Ponts - 111221-1

CONSTRUIRE DES PONTS – avec de NOUVEAUX VOISINS

Pour la plupart d’entre nous, le 2 novembresd C'est la « fête des morts », mais pour beaucoup de nos voisins du sud, c'est le « jour des morts ». Il y a un peu plus d'une semaine, deux des quatre RJM qui enseignent aux réfugiés nouvellement arrivés du Guatemala ont appris quelque chose de la signification de cette journée pour nos nouveaux voisins.
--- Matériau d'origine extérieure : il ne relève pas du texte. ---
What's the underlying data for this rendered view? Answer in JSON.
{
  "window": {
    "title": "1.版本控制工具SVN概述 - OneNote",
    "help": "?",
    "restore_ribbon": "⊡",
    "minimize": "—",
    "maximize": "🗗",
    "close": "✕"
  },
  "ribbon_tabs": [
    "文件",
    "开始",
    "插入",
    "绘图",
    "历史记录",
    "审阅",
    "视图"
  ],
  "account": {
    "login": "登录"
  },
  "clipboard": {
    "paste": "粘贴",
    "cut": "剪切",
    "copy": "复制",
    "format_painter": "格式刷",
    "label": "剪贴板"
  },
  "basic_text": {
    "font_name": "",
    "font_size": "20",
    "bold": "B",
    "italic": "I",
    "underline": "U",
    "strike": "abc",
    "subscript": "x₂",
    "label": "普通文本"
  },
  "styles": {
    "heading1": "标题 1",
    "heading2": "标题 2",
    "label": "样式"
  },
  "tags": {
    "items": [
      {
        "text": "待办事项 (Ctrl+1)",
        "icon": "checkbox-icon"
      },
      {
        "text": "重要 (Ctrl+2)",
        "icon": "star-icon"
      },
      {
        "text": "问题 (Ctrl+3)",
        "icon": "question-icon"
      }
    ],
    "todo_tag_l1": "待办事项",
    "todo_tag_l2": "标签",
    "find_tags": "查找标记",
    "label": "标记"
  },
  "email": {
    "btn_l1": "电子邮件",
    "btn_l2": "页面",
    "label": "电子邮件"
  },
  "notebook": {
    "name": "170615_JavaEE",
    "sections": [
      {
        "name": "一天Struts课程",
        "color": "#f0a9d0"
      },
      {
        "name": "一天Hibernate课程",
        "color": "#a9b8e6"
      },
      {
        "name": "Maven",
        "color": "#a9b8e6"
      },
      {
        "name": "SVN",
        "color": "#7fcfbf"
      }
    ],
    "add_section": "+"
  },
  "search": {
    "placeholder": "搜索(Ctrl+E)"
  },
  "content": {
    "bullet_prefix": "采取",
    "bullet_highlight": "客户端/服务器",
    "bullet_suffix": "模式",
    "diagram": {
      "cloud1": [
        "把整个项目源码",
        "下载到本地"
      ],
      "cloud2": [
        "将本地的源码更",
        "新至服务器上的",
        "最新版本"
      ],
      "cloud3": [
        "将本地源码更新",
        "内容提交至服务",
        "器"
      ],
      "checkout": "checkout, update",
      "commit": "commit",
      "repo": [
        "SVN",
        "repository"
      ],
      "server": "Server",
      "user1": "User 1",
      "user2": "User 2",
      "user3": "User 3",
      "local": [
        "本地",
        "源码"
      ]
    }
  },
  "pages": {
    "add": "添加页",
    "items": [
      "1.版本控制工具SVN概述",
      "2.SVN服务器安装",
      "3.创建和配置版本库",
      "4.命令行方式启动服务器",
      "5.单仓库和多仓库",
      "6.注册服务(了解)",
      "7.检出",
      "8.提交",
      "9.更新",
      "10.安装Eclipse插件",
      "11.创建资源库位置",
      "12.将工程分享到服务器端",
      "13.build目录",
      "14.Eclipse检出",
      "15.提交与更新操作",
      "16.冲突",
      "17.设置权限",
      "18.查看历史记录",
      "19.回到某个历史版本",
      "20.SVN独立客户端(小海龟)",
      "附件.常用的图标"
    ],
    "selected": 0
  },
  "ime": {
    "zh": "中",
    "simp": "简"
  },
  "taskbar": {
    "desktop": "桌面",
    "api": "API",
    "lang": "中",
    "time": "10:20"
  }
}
Sœurs Janice Farnham et Rosemary Mangan, arrivant pour leur leçon hebdomadaire où les membres d'une famille élargie étaient réunis, ont trouvé un portrait du patriarche de la famille récemment décédé exposé dans le salon. Connaissant quelque peu la coutume de ce jour-là, les deux RJM avaient apporté une contribution de fleurs et de petites lumières de veillée.

Les plans de cours ont été rapidement abandonnés alors qu'ils se déplaçaient vers la « salle de classe » (table de la salle à manger) et disaient : «Le cours sera consacré à la pratique de la conversation. Racontez-nous comment vous célébrez cette journée dans votre pays. Immédiatement, les téléphones portables ont été sortis et tout le monde a montré des photos de tombes magnifiquement décorées (« mi madre », « mi tio »), de plats spéciaux apportés pour être mangés au cimetière et d’immenses cerfs-volants colorés qui volent au-dessus des tombes. De toute évidence, cette journée est moins un rituel de deuil qu’une célébration des vies qui ont été partagées autrefois avec ceux qui reposent aujourd’hui dans le cimetière.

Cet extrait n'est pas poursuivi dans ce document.